Assuming a constant x for our purposes (i.e., we are not interested in the growth rate as a function of x), expIterative is also just a function of n, and is only called for cases where n <= 4. There is some largest time t* that expIterative takes to run on x and n where n goes from 0 to 4. We can simply use that largest time t* as a constant, since the range of n that can be sent as an input is bounded.

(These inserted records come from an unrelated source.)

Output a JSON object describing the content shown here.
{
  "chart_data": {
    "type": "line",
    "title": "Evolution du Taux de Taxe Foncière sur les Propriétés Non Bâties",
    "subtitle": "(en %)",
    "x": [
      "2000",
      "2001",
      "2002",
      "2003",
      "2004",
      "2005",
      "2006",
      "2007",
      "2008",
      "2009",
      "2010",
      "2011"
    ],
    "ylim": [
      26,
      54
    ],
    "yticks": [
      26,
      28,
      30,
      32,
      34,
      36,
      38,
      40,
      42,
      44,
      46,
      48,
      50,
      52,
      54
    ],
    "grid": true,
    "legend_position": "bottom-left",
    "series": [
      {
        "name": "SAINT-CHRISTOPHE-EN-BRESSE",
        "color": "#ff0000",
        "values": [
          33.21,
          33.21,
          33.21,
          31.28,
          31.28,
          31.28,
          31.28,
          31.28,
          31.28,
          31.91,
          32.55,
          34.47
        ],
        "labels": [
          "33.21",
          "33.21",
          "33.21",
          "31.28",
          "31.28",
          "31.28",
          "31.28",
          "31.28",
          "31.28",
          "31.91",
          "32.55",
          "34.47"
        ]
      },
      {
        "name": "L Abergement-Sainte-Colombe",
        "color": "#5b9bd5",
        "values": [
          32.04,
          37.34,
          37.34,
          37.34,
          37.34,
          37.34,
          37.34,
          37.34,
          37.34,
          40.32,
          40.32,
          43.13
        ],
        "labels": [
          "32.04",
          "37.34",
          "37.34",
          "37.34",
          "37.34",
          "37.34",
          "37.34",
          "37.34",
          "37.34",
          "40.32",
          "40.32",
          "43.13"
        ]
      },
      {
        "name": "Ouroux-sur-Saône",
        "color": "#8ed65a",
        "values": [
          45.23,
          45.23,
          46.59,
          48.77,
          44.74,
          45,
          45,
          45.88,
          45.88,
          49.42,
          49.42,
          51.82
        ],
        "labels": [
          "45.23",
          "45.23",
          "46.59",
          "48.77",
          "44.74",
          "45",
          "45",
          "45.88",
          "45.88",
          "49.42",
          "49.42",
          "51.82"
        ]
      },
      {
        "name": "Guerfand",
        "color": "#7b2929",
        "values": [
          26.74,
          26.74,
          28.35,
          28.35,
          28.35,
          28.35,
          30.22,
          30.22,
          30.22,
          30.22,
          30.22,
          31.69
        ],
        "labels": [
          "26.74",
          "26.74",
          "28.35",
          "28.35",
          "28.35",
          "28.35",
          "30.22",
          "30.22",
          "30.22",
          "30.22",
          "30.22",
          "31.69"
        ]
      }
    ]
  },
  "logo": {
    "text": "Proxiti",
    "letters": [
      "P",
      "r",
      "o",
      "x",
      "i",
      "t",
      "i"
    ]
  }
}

double expRecursive(double x, int n) {
    if (n <= 4) {                                       // a+b
        return expIterativ(x, n);                       // c+t*
    }

    return expRecursive(x, n/2) *                       // c+T(n/2)
           expRecursive(x, (n + 1)/2);                  // d+T((n+1)/2)
}

As you pointed out, we can make the simplifying assumption that n is even and just worry about that case. If we assume n is a power of 2, even easier, since then all recursive calls will be for even numbers.

We get

T(n) <= 2T(n/2) + (a+b+2c+d+t*)

The stuff in parentheses at the end is just a sum of constants, so we can add them together and call the result k:

T(n) <= 2T(n/2) + k

We can write out some terms here:

n    T(n)
4    t*
8    2t* + k
16   4t* + 2k + k
32   8t* + 4k + 2k + k
...
2^n  2^(n-2)t* + 2^(n-2)k - k
   = (2^n)(t* + k)/4 - k

So for an input 2^n, it takes time proportional to 2^n. That means that T(n) = O(n).